One of his latest finds in China is a soft cheese that originates in South Italy.

Vurrata D'Andria is a mixture of sliced mozzarella and sweet cream cured in an elastic cheese bag - "a slow-food concept" - that becomes a super-simple pizza topping with a very distinctive taste.

There's nothing simple about our next course, a cappuccino-style soup that's frothy with shavings of goose liver, chocolate and 18-karat gold. Delicious, but a bit over the top on art and luxury?

The chef grins in unabashed complicity.

He once worked in Dolce & Gabbana's VIP restaurant called Gold, he says, where "everything was gold!" The tiny shards of precious metal in the cup at Favola, he says, give similar hints of luxury, art and fun.

Our entre is sirloin of lamb crusted in crumbled herbs. The slices of meat are placed on the platter amid puddles of a Marsala wine sauce made with honey and veal drippings ("using lamb would make the sauce too strong", the chef says).

That's served with a black truffle and potato milfoil with a cheese crusted top, and purees of tomato (spiked with olives, capers and lemon) and green pea cooked with butter and shallots.

We finish with a platter of chocolate mousse that looks like a painting: four dollops of the cocoa confection look like ships of old, with "sails" of flat sugar glass studded with bits of hazelnut.

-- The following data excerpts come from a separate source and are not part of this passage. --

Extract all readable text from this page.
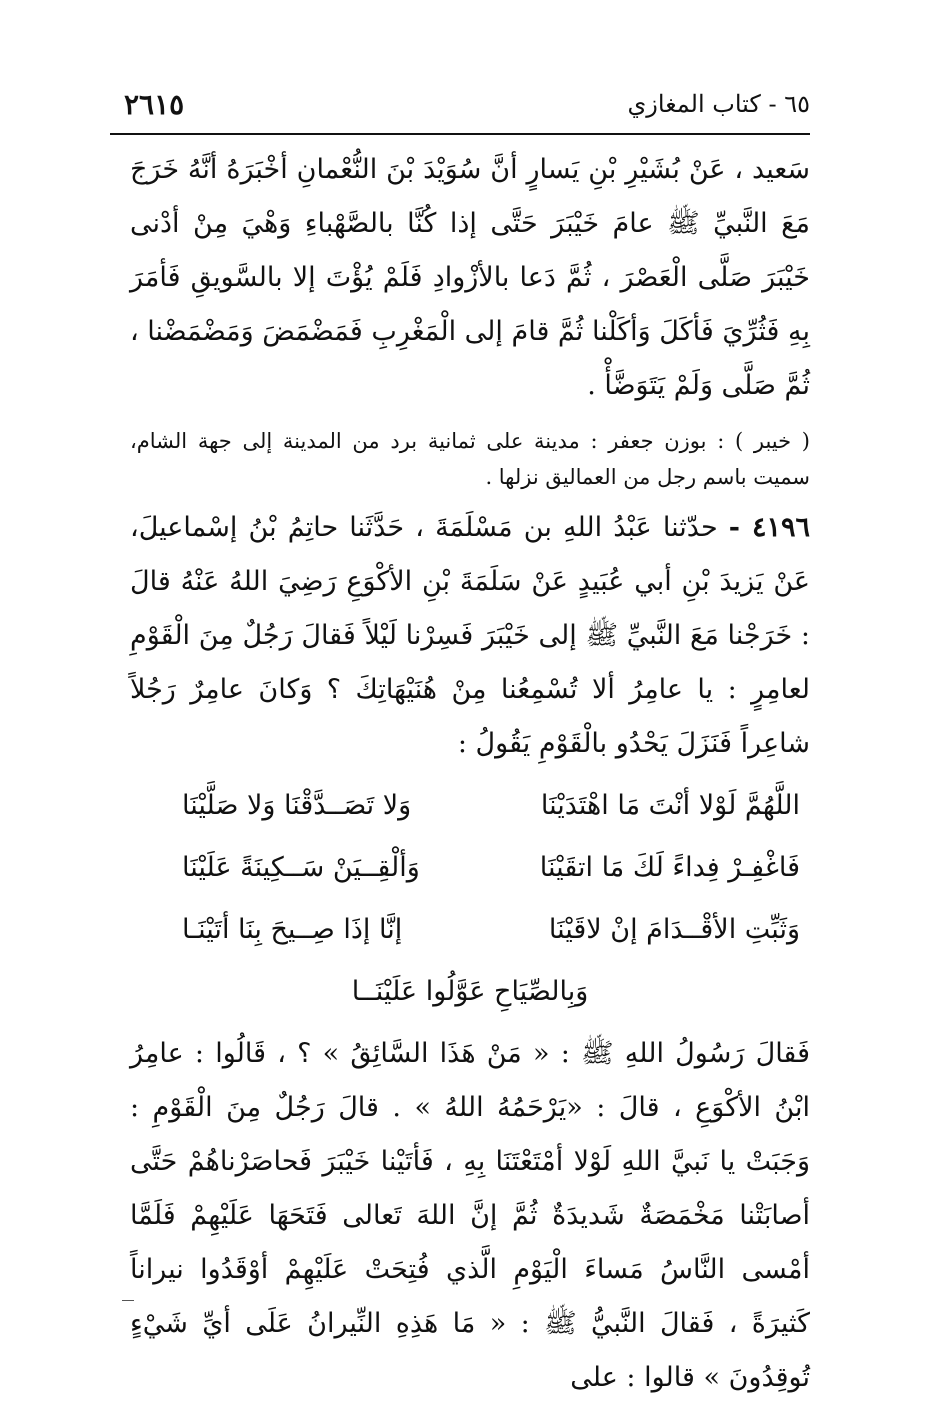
٢٦١٥	٦٥ - كتاب المغازي

سَعيد ، عَنْ بُشَيْرِ بْنِ يَسارٍ أنَّ سُوَيْدَ بْنَ النُّعْمانِ أخْبَرَهُ أنَّهُ خَرَجَ مَعَ النَّبيِّ ﷺ عامَ خَيْبَرَ حَتَّى إذا كُنَّا بالصَّهْباءِ وَهْيَ مِنْ أدْنى خَيْبَرَ صَلَّى الْعَصْرَ ، ثُمَّ دَعا بالأزْوادِ فَلَمْ يُؤْتَ إلا بالسَّويقِ فَأمَرَ بِهِ فَثُرِّيَ فَأكَلَ وَأكَلْنا ثُمَّ قامَ إلى الْمَغْرِبِ فَمَضْمَضَ وَمَضْمَضْنا ، ثُمَّ صَلَّى وَلَمْ يَتَوَضَّأْ .

( خيبر ) : بوزن جعفر : مدينة على ثمانية برد من المدينة إلى جهة الشام، سميت باسم رجل من العماليق نزلها .

٤١٩٦ - حدّثنا عَبْدُ اللهِ بن مَسْلَمَةَ ، حَدَّثَنا حاتِمُ بْنُ إسْماعيلَ، عَنْ يَزيدَ بْنِ أبي عُبَيدٍ عَنْ سَلَمَةَ بْنِ الأكْوَعِ رَضِيَ اللهُ عَنْهُ قالَ : خَرَجْنا مَعَ النَّبيِّ ﷺ إلى خَيْبَرَ فَسِرْنا لَيْلاً فَقالَ رَجُلٌ مِنَ الْقَوْمِ لعامِرٍ : يا عامِرُ ألا تُسْمِعُنا مِنْ هُنَيْهَاتِكَ ؟ وَكانَ عامِرٌ رَجُلاً شاعِراً فَنَزَلَ يَحْدُو بالْقَوْمِ يَقُولُ :

اللَّهُمَّ لَوْلا أنْتَ مَا اهْتَدَيْنَا
وَلا تَصَــدَّقْنَا وَلا صَلَّيْنَا
فَاغْفِـرْ فِداءً لَكَ مَا اتقَيْنَا
وَألْقِــيَنْ سَــكِينَةً عَلَيْنَا
وَثَبِّتِ الأقْــدَامَ إنْ لاقَيْنَا
إنَّا إذَا صِــيحَ بِنَا أتَيْنَـا
وَبِالصِّيَاحِ عَوَّلُوا عَلَيْنَــا

فَقالَ رَسُولُ اللهِ ﷺ : « مَنْ هَذَا السَّائِقُ » ؟ ، قَالُوا : عامِرُ ابْنُ الأكْوَعِ ، قالَ : «يَرْحَمُهُ اللهُ » . قالَ رَجُلٌ مِنَ الْقَوْمِ : وَجَبَتْ يا نَبيَّ اللهِ لَوْلا أمْتَعْتَنَا بِهِ ، فَأتَيْنا خَيْبَرَ فَحاصَرْناهُمْ حَتَّى أصابَتْنا مَخْمَصَةٌ شَديدَةٌ ثُمَّ إنَّ اللهَ تَعالى فَتَحَهَا عَلَيْهِمْ فَلَمَّا أمْسى النَّاسُ مَساءَ الْيَوْمِ الَّذي فُتِحَتْ عَلَيْهِمْ أوْقَدُوا نيراناً كَثيرَةً ، فَقالَ النَّبيُّ ﷺ : « مَا هَذِهِ النِّيرانُ عَلَى أيِّ شَيْءٍ تُوقِدُونَ » قالوا : على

Surrounding these conceits are bits of pear cooked in red wine, almond "snow" and dabs of pistachio cream.

Some of these dishes are on Favolo's seasonal menu, some on the "chef's table" menu that changes monthly - available at three window-side tables.

Why stir things up so often?

"I like to keep it interesting," he says, both for returning customers and for himself. "We know the 'classic Italian', he says, but a quality restaurant (and perhaps an ambitious chef) "needs to be able to surprise, to deliver something extra".

Average price per person: lunch set at 138 yuan ($22) plus 15 percent service fee; three-course dinner around 500 yuan per person.